Dufresne Furniture operates stores in four provinces under the Dufresne name, as well as Ashley HomeStore.

“It’s been traumatic. We’ve gone from full speed to almost a full halt in a short time,” said CEO Mark Dufresne, adding two thirds of the company’s staff has now been laid off.

Fourteen Ashley HomeStore locations in Ontario have been closed, he said. That represents half of the 28 Ashley stores, with the remainder located in Manitoba, Saskatchewan and Alberta.

One store of the 14 under the Dufresne brand name — also located in Ontario — has been closed for now.

The Ontario government announced the mandatory closure of all non-essential businesses last week.

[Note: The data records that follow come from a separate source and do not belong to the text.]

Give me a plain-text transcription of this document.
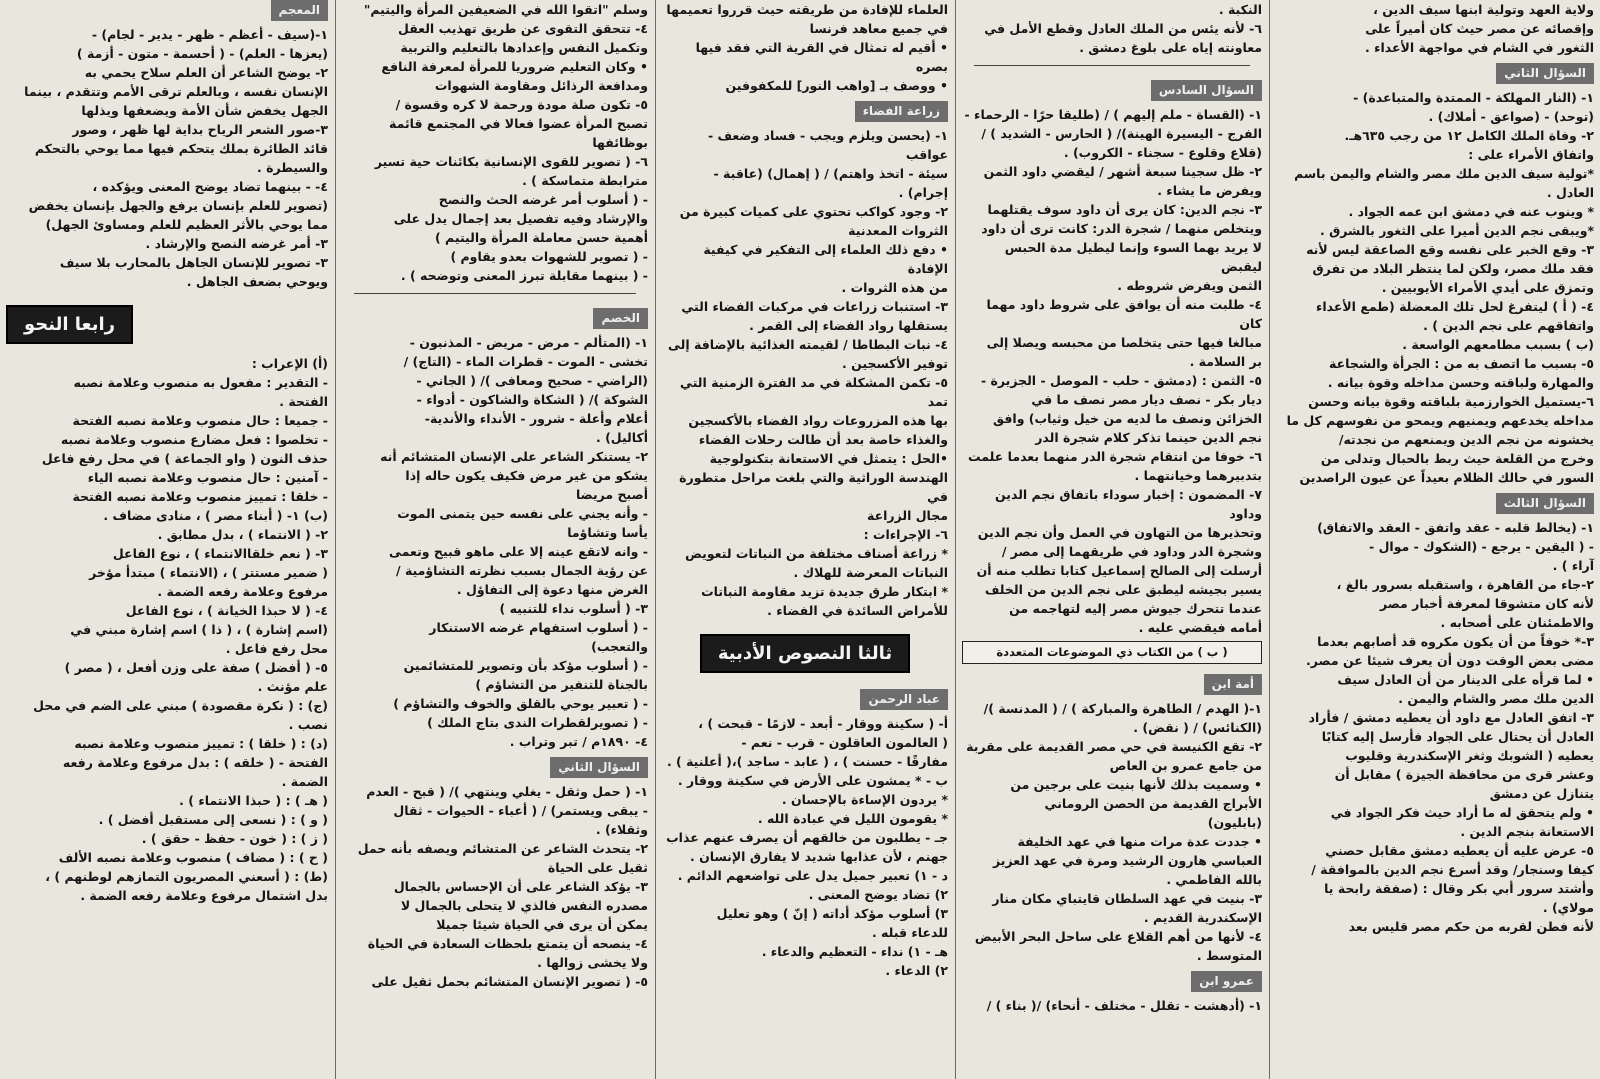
ولاية العهد وتولية ابنها سيف الدين ،

وإقصائه عن مصر حيث كان أميراً على

الثغور في الشام في مواجهة الأعداء .

السؤال الثاني

١- (النار المهلكة - الممتدة والمتباعدة) -

(توحد) - (صواعق - أملاك) .

٢- وفاة الملك الكامل ١٢ من رجب ٦٣٥هـ.

واتفاق الأمراء على :

*تولية سيف الدين ملك مصر والشام واليمن باسم

العادل .

* وينوب عنه في دمشق ابن عمه الجواد .

*ويبقى نجم الدين أميرا على الثغور بالشرق .

٣- وقع الخبر على نفسه وقع الصاعقة ليس لأنه

فقد ملك مصر، ولكن لما ينتظر البلاد من تفرق

وتمزق على أيدي الأمراء الأيوبيين .

٤- ( أ ) ليتفرغ لحل تلك المعضلة (طمع الأعداء

واتفاقهم على نجم الدين ) .

(ب ) بسبب مطامعهم الواسعة .

٥- بسبب ما اتصف به من : الجرأة والشجاعة

والمهارة ولباقته وحسن مداخله وقوة بيانه .

٦-يستميل الخوارزمية بلباقته وقوة بيانه وحسن

مداخله يخدعهم ويمنيهم ويمحو من نفوسهم كل ما

يخشونه من نجم الدين ويمنعهم من نجدته/

وخرج من القلعة حيث ربط بالحبال وتدلى من

السور في حالك الظلام بعيداً عن عيون الراصدين

السؤال الثالث

١- (يخالط قلبه - عقد واتفق - العقد والاتفاق)

- ( اليقين - يرجع - (الشكوك - موال -

آراء ) .

٢-جاء من القاهرة ، واستقبله بسرور بالغ ،

لأنه كان متشوقا لمعرفة أخبار مصر

والاطمئنان على أصحابه .

٣-* خوفاً من أن يكون مكروه قد أصابهم بعدما

مضى بعض الوقت دون أن يعرف شيئا عن مصر.

• لما قرأه على الدينار من أن العادل سيف

الدين ملك مصر والشام واليمن .

٣- اتفق العادل مع داود أن يعطيه دمشق / فأراد

العادل أن يحتال على الجواد فأرسل إليه كتابًا

يعطيه ( الشوبك وثغر الإسكندرية وقليوب

وعشر قرى من محافظة الجيزة ) مقابل أن

يتنازل عن دمشق

• ولم يتحقق له ما أراد حيث فكر الجواد في

الاستعانة بنجم الدين .

٥- عرض عليه أن يعطيه دمشق مقابل حصني

كيفا وسنجار/ وقد أسرع نجم الدين بالموافقة /

وأشتد سرور أبي بكر وقال : (صفقة رابحة يا

مولاي) .

لأنه فطن لقربه من حكم مصر قليس بعد

النكبة .

٦- لأنه يئس من الملك العادل وقطع الأمل في

معاونته إياه على بلوغ دمشق .

السؤال السادس

١- (القساة - ملم إليهم ) / (طليقا حرًا - الرحماء -

الفرج - اليسيرة الهينة)/ ( الحارس - الشديد ) /

(قلاع وقلوع - سجناء - الكروب) .

٢- ظل سجينا سبعة أشهر / ليقضي داود الثمن

ويفرض ما يشاء .

٣- نجم الدين: كان يرى أن داود سوف يقتلهما

ويتخلص منهما / شجرة الدر: كانت ترى أن داود

لا يريد بهما السوء وإنما ليطيل مدة الحبس ليقبض

الثمن ويفرض شروطه .

٤- طلبت منه أن يوافق على شروط داود مهما كان

مبالغا فيها حتى يتخلصا من محبسه ويصلا إلى

بر السلامة .

٥- الثمن : (دمشق - حلب - الموصل - الجزيرة -

ديار بكر - نصف ديار مصر نصف ما في

الخزائن ونصف ما لديه من خيل وثياب) وافق

نجم الدين حينما تذكر كلام شجرة الدر

٦- خوفا من انتقام شجرة الدر منهما بعدما علمت

بتدبيرهما وخيانتهما .

٧- المضمون : إخبار سوداء باتفاق نجم الدين وداود

وتحذيرها من التهاون في العمل وأن نجم الدين

وشجرة الدر وداود في طريقهما إلى مصر /

أرسلت إلى الصالح إسماعيل كتابا تطلب منه أن

يسير بجيشه ليطبق على نجم الدين من الخلف

عندما تتحرك جيوش مصر إليه لتهاجمه من

أمامه فيقضي عليه .

( ب ) من الكتاب ذي الموضوعات المتعددة
أمة ابن

١-( الهدم / الطاهرة والمباركة ) / ( المدنسة )/

(الكنائس) / ( نقض) .

٢- تقع الكنيسة في حي مصر القديمة على مقربة

من جامع عمرو بن العاص

• وسميت بذلك لأنها بنيت على برجين من

الأبراج القديمة من الحصن الروماني

(بابليون)

• جددت عدة مرات منها في عهد الخليفة

العباسي هارون الرشيد ومرة في عهد العزيز

بالله الفاطمي .

٣- بنيت في عهد السلطان قايتباي مكان منار

الإسكندرية القديم .

٤- لأنها من أهم القلاع على ساحل البحر الأبيض

المتوسط .

عمرو ابن

١- (أدهشت - تقلل - مختلف - أنحاء) /( بناء ) /

العلماء للإفادة من طريقته حيث قرروا تعميمها

في جميع معاهد فرنسا

• أقيم له تمثال في القرية التي فقد فيها بصره

• ووصف بـ [واهب النور] للمكفوفين

زراعة الفضاء

١- (يحسن ويلزم ويجب - فساد وضعف - عواقب

سيئة - اتخذ واهتم) / ( إهمال) (عاقبة -

إجرام) .

٢- وجود كواكب تحتوي على كميات كبيرة من

الثروات المعدنية

• دفع ذلك العلماء إلى التفكير في كيفية الإفادة

من هذه الثروات .

٣- استنبات زراعات في مركبات الفضاء التي

يستقلها رواد الفضاء إلى القمر .

٤- نبات البطاطا / لقيمته الغذائية بالإضافة إلى

توفير الأكسجين .

٥- تكمن المشكلة في مد الفترة الزمنية التي تمد

بها هذه المزروعات رواد الفضاء بالأكسجين

والغذاء خاصة بعد أن طالت رحلات الفضاء

•الحل : يتمثل في الاستعانة بتكنولوجية

الهندسة الوراثية والتي بلغت مراحل متطورة في

مجال الزراعة

٦- الإجراءات :

* زراعة أصناف مختلفة من النباتات لتعويض

النباتات المعرضة للهلاك .

* ابتكار طرق جديدة تزيد مقاومة النباتات

للأمراض السائدة في الفضاء .

ثالثا النصوص الأدبية
عباد الرحمن

أ- ( سكينة ووقار - أبعد - لازمًا - قبحت ) ،

( العالمون العاقلون - قرب - نعم -

مفارقًا - حسنت ) ، ( عابد - ساجد )،( أعلنية ) .

ب - * يمشون على الأرض في سكينة ووقار .

* يردون الإساءة بالإحسان .

* يقومون الليل في عبادة الله .

جـ - يطلبون من خالقهم أن يصرف عنهم عذاب

جهنم ، لأن عذابها شديد لا يفارق الإنسان .

د - ١) تعبير جميل يدل على تواضعهم الدائم .

٢) تضاد يوضح المعنى .

٣) أسلوب مؤكد أداته ( إنّ ) وهو تعليل

للدعاء قبله .

هـ - ١) نداء - التعظيم والدعاء .

٢) الدعاء .

وسلم "اتقوا الله في الضعيفين المرأة واليتيم"

٤- تتحقق التقوى عن طريق تهذيب العقل

وتكميل النفس وإعدادها بالتعليم والتربية

• وكان التعليم ضروريا للمرأة لمعرفة النافع

ومدافعة الرذائل ومقاومة الشهوات

٥- تكون صلة مودة ورحمة لا كره وقسوة /

تصبح المرأة عضوا فعالا في المجتمع قائمة

بوظائفها

٦- ( تصوير للقوى الإنسانية بكائنات حية تسير

مترابطة متماسكة ) .

- ( أسلوب أمر غرضه الحث والنصح

والإرشاد وفيه تفصيل بعد إجمال يدل على

أهمية حسن معاملة المرأة واليتيم )

- ( تصوير للشهوات بعدو يقاوم )

- ( بينهما مقابلة تبرز المعنى وتوضحه ) .

الخصم

١- (المتألم - مرض - مريض - المذنبون -

تخشى - الموت - قطرات الماء - (التاج) /

(الراضي - صحيح ومعافى )/ ( الجاني -

الشوكة )/ ( الشكاة والشاكون - أدواء -

أعلام وأعلة - شرور - الأنداء والأندية-

أكاليل) .

٢- يستنكر الشاعر على الإنسان المتشائم أنه

يشكو من غير مرض فكيف يكون حاله إذا

أصبح مريضا

- وأنه يجني على نفسه حين يتمنى الموت

يأسا وتشاؤما

- وانه لاتقع عينه إلا على ماهو قبيح وتعمى

عن رؤية الجمال بسبب نظرته التشاؤمية /

الغرض منها دعوة إلى التفاؤل .

٣- ( أسلوب نداء للتنبيه )

- ( أسلوب استفهام غرضه الاستنكار

والتعجب)

- ( أسلوب مؤكد بأن وتصوير للمتشائمين

بالجناة للتنفير من التشاؤم )

- ( تعبير يوحي بالقلق والخوف والتشاؤم )

- ( تصويرلقطرات الندى بتاج الملك )

٤- ١٨٩٠م / تبر وتراب .

السؤال الثاني

١- ( حمل وثقل - يغلي وينتهي )/ ( قبح - العدم

- يبقى ويستمر) / ( أعباء - الحيوات - ثقال

وثقلاء) .

٢- يتحدث الشاعر عن المتشائم ويصفه بأنه حمل

ثقيل على الحياة

٣- يؤكد الشاعر على أن الإحساس بالجمال

مصدره النفس فالذي لا يتحلى بالجمال لا

يمكن أن يرى في الحياة شيئا جميلا

٤- ينصحه أن يتمتع بلحظات السعادة في الحياة

ولا يخشى زوالها .

٥- ( تصوير الإنسان المتشائم بحمل ثقيل على

المعجم

١-(سيف - أعظم - ظهر - يدير - لجام) -

(يعزها - العلم) - ( أحسمة - متون - أزمة )

٢- يوضح الشاعر أن العلم سلاح يحمي به

الإنسان نفسه ، وبالعلم ترقى الأمم وتتقدم ، بينما

الجهل يخفض شأن الأمة ويضعفها ويذلها

٣-صور الشعر الرياح بداية لها ظهر ، وصور

قائد الطائرة بملك يتحكم فيها مما يوحي بالتحكم

والسيطرة .

٤- - بينهما تضاد يوضح المعنى ويؤكده ،

(تصوير للعلم بإنسان يرفع والجهل بإنسان يخفض

مما يوحي بالأثر العظيم للعلم ومساوئ الجهل)

٣- أمر غرضه النصح والإرشاد .

٣- تصوير للإنسان الجاهل بالمحارب بلا سيف

ويوحي بضعف الجاهل .

رابعا النحو

(أ) الإعراب :

- التقدير : مفعول به منصوب وعلامة نصبه

الفتحة .

- جميعا : حال منصوب وعلامة نصبه الفتحة

- تخلصوا : فعل مضارع منصوب وعلامة نصبه

حذف النون ( واو الجماعة ) في محل رفع فاعل

- آمنين : حال منصوب وعلامة نصبه الياء

- خلقا : تمييز منصوب وعلامة نصبه الفتحة

(ب) ١- ( أبناء مصر ) ، منادى مضاف .

٢- ( الانتماء ) ، بدل مطابق .

٣- ( نعم خلقاالانتماء ) ، نوع الفاعل

( ضمير مستتر ) ، (الانتماء ) مبتدأ مؤخر

مرفوع وعلامة رفعه الضمة .

٤- ( لا حبذا الخيانة ) ، نوع الفاعل

(اسم إشارة ) ، ( ذا ) اسم إشارة مبني في

محل رفع فاعل .

٥- ( أفضل ) صفة على وزن أفعل ، ( مصر )

علم مؤنث .

(ج) : ( نكرة مقصودة ) مبني على الضم في محل

نصب .

(د) : ( خلقا ) : تمييز منصوب وعلامة نصبه

الفتحة - ( خلقه ) : بدل مرفوع وعلامة رفعه

الضمة .

( هـ ) : ( حبذا الانتماء ) .

( و ) : ( نسعى إلى مستقبل أفضل ) .

( ز ) : ( خون - حفظ - حقق ) .

( ح ) : ( مضاف ) منصوب وعلامة نصبه الألف

(ط) : ( أسعني المصريون التمازهم لوطنهم ) ،

بدل اشتمال مرفوع وعلامة رفعه الضمة .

Under that order, retailers that sell “household consumer products necessary to maintain the safety, sanitation and essential operations of residences and businesses” can stay open.

Dufresne noted his company’s Ontario stores were selling furniture, but not appliances.

Manitoba has since announced a similar two-week closure of all non-essential services, effective Wednesday — but also allows an exemption for businesses selling goods “necessary for the safety, sanitation or operation of residences and businesses.”

Dufresne said the stores that remain open are primarily selling appliances, particularly because customers need to replace ones that break down.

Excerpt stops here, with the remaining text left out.